- Avis Rédaction 16.60 /20
Si l’architecture du système 48V du C5 Aircross s’apparente davantage à un mild-hybrid, nous sommes néanmoins enclins à suivre Citroën dans sa nomenclature et donc évoquer ici un véritable hybride. L’expérience nous apprend en effet que le moteur synchrone à aimant permanent logé dans la boîte robotisée à 6 rapports apporte très souvent son assistance et, dans les bonnes conditions, prend même totalement le relais. Pour s’en rendre compte, il est possible de suivre tout le fonctionnement de la chaîne cinématique sur le tableau de bord de 10’’. Si l’indication de la vitesse est en bleu, vous savez que le moteur électrique de 28 ch et 51 Nm est au travail. Cependant les interventions électriques ne durent jamais longtemps, la batterie étant de trop faible capacité pour cela (0,88 kWh, dont 0,43 kWh utilisable). Mais ce support électrique suffit néanmoins à réduire la consommation, surtout en zone urbaine. En tout cas, plus que ce qu’un système 48V traditionnel peut donner.

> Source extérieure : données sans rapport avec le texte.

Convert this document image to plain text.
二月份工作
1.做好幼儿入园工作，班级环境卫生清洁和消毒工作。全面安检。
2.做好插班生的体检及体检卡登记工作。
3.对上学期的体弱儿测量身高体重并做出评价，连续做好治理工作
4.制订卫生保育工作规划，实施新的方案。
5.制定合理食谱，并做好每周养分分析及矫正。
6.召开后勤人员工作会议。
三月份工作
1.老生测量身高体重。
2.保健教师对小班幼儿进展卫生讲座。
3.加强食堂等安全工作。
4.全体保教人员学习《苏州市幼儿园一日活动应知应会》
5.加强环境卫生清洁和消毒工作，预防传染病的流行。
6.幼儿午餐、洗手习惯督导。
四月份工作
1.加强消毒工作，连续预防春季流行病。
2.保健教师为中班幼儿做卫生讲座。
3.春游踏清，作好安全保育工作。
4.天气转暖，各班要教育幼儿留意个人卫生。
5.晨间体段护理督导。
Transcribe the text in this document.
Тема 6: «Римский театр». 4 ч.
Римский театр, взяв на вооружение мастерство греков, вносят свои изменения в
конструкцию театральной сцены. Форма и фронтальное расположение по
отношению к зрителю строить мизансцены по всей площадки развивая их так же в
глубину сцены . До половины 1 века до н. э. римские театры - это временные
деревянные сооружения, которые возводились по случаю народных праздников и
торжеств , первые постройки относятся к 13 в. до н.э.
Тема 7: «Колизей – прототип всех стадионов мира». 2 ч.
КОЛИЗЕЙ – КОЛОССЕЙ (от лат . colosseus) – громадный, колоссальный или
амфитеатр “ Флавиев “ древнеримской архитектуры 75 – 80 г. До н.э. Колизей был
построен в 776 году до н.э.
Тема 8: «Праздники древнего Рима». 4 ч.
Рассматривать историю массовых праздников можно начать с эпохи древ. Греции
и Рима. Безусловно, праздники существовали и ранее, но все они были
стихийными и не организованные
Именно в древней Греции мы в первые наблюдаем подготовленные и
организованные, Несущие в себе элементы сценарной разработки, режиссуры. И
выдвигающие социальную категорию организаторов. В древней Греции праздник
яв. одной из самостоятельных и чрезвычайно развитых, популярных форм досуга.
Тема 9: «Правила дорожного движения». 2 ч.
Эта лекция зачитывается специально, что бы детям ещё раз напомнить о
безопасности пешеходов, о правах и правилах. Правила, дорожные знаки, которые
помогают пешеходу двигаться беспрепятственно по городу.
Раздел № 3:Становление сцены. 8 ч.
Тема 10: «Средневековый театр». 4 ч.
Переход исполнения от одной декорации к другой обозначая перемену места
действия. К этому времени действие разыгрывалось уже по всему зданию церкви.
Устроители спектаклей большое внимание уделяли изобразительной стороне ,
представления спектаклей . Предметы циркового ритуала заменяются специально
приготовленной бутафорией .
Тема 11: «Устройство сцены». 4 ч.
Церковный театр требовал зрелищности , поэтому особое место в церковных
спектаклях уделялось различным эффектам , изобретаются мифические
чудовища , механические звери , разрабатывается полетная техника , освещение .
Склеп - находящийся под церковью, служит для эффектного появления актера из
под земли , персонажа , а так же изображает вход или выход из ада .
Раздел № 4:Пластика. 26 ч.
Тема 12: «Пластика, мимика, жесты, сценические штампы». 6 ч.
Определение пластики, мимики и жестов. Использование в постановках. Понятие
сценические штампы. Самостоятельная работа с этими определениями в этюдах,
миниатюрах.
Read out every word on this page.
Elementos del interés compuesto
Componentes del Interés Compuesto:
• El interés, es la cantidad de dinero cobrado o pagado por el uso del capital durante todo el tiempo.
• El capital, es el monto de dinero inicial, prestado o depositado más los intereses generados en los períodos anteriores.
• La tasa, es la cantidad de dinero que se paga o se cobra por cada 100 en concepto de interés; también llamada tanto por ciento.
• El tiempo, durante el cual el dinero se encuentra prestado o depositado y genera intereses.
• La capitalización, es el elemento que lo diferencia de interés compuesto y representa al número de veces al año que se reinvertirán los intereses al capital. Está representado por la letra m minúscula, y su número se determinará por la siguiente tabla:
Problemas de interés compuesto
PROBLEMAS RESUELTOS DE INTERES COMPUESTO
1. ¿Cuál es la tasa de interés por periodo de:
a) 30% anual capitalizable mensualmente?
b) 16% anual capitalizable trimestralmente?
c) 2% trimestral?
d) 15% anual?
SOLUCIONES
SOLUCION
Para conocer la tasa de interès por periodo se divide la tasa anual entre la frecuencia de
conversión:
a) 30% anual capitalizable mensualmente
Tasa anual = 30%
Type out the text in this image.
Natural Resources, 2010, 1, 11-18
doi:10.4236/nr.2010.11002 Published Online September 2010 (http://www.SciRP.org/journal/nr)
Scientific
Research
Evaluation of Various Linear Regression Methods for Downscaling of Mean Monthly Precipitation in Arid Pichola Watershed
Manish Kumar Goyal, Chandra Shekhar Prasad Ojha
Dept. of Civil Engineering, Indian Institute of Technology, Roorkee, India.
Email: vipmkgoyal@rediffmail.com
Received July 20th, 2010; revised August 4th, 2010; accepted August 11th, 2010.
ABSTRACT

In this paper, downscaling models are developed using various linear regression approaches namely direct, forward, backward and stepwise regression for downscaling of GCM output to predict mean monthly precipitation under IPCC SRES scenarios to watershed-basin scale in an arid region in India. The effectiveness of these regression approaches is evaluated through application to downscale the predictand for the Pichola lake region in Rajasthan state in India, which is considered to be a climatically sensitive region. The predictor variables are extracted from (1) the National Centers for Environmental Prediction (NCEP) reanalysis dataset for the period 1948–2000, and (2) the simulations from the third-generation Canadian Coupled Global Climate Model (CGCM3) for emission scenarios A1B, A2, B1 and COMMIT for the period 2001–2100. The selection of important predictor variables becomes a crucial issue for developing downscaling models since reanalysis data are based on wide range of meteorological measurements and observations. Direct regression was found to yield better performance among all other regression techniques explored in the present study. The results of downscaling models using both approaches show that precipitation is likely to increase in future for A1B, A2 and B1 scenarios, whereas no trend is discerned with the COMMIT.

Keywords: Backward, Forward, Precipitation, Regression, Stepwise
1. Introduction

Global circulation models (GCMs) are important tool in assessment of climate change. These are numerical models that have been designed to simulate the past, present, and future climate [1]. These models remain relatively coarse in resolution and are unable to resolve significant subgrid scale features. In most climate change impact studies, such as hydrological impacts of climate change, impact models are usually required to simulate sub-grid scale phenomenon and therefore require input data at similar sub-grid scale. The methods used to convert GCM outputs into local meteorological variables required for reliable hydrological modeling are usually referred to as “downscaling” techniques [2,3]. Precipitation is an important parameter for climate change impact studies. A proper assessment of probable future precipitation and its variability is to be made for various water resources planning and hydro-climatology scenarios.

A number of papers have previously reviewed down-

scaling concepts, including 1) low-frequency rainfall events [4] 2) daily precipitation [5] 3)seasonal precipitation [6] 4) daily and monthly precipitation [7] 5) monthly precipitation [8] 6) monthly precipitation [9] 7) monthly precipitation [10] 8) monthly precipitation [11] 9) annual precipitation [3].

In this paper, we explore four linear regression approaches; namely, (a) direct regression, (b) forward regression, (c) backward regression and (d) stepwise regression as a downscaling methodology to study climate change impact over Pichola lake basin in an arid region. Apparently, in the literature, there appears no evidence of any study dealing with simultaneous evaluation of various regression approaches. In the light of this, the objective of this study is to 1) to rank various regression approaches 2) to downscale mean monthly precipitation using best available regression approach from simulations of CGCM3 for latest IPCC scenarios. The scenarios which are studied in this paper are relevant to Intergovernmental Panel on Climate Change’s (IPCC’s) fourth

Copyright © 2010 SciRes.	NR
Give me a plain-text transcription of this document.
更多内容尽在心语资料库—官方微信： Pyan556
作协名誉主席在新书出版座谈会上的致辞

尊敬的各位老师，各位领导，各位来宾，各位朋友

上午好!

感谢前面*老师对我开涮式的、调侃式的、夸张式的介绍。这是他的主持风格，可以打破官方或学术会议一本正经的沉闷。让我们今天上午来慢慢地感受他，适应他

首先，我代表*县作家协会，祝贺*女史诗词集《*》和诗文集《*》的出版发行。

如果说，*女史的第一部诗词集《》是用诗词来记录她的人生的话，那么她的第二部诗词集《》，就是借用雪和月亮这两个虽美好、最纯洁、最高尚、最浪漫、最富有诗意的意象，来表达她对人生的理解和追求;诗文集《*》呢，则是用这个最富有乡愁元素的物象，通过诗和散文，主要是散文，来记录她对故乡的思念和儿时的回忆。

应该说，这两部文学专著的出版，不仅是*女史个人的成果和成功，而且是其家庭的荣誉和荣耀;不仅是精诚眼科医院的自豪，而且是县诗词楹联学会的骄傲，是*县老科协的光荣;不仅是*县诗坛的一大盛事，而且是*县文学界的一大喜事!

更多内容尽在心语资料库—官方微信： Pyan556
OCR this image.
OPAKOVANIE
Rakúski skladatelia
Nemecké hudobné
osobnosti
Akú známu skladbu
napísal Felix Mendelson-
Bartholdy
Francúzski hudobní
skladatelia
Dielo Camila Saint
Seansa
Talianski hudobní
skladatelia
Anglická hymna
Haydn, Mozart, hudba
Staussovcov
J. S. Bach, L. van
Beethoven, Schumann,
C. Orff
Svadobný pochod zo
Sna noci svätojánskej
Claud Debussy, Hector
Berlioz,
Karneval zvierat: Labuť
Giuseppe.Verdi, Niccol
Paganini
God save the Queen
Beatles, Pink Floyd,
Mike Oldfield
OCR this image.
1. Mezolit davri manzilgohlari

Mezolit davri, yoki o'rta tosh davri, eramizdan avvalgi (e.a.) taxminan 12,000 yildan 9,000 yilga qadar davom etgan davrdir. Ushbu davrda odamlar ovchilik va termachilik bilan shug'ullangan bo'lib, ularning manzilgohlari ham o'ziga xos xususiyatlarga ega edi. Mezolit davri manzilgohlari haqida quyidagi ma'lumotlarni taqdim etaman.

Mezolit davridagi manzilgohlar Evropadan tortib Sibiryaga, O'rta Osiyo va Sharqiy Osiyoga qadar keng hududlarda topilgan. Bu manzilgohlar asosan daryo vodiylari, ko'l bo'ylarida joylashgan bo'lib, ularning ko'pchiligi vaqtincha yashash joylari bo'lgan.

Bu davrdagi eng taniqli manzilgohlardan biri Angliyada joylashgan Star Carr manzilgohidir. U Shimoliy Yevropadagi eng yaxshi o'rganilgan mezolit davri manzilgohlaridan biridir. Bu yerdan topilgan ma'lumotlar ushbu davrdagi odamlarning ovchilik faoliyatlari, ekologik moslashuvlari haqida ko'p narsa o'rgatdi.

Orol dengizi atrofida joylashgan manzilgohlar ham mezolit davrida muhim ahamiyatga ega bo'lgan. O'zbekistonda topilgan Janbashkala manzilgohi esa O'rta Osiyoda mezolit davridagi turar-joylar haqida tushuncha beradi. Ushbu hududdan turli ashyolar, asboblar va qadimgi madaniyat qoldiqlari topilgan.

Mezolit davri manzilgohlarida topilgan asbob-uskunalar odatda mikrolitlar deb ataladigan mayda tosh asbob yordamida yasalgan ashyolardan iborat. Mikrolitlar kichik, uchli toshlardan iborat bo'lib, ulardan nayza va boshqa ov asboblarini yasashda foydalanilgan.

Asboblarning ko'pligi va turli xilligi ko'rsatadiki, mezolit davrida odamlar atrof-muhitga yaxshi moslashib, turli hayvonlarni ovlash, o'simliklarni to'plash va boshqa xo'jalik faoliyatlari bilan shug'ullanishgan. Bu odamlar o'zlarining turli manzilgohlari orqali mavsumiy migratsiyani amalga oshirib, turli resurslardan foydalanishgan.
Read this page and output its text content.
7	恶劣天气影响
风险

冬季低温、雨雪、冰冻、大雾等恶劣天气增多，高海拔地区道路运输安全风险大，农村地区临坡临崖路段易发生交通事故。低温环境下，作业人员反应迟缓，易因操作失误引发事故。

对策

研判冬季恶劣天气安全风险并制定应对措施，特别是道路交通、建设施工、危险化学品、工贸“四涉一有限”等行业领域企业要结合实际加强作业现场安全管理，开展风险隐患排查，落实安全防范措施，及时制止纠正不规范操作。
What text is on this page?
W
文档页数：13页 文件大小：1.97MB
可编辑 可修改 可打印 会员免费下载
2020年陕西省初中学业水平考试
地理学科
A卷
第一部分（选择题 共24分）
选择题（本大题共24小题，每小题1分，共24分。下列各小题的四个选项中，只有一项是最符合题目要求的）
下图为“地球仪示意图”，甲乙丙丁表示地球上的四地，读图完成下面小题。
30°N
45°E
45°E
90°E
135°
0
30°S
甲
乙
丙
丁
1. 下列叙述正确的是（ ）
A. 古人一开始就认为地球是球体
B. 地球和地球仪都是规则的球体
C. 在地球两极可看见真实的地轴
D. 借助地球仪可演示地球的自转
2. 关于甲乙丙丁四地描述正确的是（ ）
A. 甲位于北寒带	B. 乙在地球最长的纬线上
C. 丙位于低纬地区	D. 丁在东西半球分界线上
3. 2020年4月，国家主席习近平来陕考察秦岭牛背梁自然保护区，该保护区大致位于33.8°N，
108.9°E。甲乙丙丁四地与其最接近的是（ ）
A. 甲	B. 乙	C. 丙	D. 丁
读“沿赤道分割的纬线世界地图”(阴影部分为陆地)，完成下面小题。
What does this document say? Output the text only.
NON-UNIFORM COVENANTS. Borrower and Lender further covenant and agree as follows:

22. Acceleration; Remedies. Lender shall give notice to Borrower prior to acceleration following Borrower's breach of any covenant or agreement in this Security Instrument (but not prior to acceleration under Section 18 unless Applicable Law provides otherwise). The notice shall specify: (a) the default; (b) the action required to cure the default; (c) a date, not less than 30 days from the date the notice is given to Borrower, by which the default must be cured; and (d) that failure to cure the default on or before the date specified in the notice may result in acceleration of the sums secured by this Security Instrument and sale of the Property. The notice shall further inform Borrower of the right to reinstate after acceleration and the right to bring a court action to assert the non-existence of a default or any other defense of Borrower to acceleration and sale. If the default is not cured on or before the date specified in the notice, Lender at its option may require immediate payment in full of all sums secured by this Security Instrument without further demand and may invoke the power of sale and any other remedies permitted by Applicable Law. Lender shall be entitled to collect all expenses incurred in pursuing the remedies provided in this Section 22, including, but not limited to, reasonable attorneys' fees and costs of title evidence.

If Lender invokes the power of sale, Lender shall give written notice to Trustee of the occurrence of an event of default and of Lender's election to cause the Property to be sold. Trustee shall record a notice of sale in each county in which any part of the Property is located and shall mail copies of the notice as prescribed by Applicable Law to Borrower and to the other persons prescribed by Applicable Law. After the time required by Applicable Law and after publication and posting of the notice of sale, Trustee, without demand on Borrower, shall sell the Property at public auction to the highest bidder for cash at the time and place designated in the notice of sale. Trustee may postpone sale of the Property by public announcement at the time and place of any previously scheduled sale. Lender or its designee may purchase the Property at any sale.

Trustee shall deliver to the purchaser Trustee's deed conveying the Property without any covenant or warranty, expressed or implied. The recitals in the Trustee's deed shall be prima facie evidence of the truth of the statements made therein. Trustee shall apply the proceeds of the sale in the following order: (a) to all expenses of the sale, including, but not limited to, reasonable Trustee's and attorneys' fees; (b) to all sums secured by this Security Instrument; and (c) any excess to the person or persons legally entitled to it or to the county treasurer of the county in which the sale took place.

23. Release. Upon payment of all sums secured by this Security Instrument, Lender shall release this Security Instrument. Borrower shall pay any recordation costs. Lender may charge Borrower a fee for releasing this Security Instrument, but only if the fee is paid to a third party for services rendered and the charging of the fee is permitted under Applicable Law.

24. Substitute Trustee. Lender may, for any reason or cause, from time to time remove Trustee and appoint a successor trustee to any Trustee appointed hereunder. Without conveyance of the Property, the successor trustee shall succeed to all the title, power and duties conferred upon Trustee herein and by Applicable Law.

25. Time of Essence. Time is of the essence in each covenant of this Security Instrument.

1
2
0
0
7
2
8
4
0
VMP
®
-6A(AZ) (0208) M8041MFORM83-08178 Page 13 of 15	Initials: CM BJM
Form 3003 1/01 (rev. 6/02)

Et c’est dans cette économie de carburant que réside la plus grande valeur ajoutée de l’assistance électrique. Car jouissant d’une puissance combinée de 145 ch et 230 Nm – dont 136 ch et le couple total sont à mettre au compte du 3-cylindres de 1,2 litre – le C5 Aircross est loin d’être une bête de course. Le sprint de 0 à 100 km/h prend 11,2 s… Ce qui n’a rien d’un drame. Avec de telles valeurs, le Citroën est parfaitement capable de rivaliser avec la majorité des concurrents du segment C. Non seulement sur le papier, mais aussi au quotidien, le C5 Aircross suit sans problème le flux de la circulation, quelles que soient les circonstances. Le seul réel désagrément étant que, par moments, nous avions l’impression de «cravacher» un peu trop le moteur thermique, et qui dit régimes plus élevés, dits grognements plus audibles. Heureusement, à régime constant sur autoroute, par exemple, le bourdonnement semblait toujours bien filtré. Nous n’étions, la plupart du temps, qu’une seule personne à bord et les ressources risquent dès lors de manquer plus cruellement si vous roulez à 5, sans oublier les sacs et bagages. Dans ces conditions, notre Citroën d’essai accuse 1.734 kg. En d’autres mots: un supplément de punch ne lui ferait pas de tort. Aussi et surtout parce que Citroën a trouvé, pour le châssis, le point d’équilibre idéal (sweet spot) entre confort et dynamisme. Le bien-être prime toujours. La suspension Advanced Comfort avec ses amortisseurs progressifs et leurs butées hydrauliques est à nouveau de la partie – à l’avant, il y a même deux «coussins», un pour la compression et un pour la détente – ce qui fait que les irrégularités de la route sont à nouveau absorbées avec un léger déhanchement. Mais plus avec la même onctuosité que dans la version précédente. Ce qui n’est pas à considérer comme un point négatif.
En contrepartie, on bénéficie d’une plus grande stabilité, donc de plus de confiance pour lancer le nez dans les courbes avec plus de vivacité. Et pour aider à mieux en profiter, le volant tombe bien en main et l’assistance de direction électrique est bien soignée… quoique un peu trop légère pour parler de dynamisme. D’ailleurs, on déconseille le mode Sport, qui rend surtout le C5 Aircross plus nerveux mais certainement pas plus rapide. La seule application utile que nous voyons concerne les terrains montagneux, car le réglage plus réactif de la boîte robotisée à 6 rapports en Sport tend à rétrograder plus rapidement et maintenir le rapport inférieur plus longtemps ce qui, dans cet environnement, se révèle plus efficace. Nous n’avons pas vraiment trouvé de valeur ajoutée au mode Eco. Le mode Normal sera probablement le mode opératoire le plus plébiscité.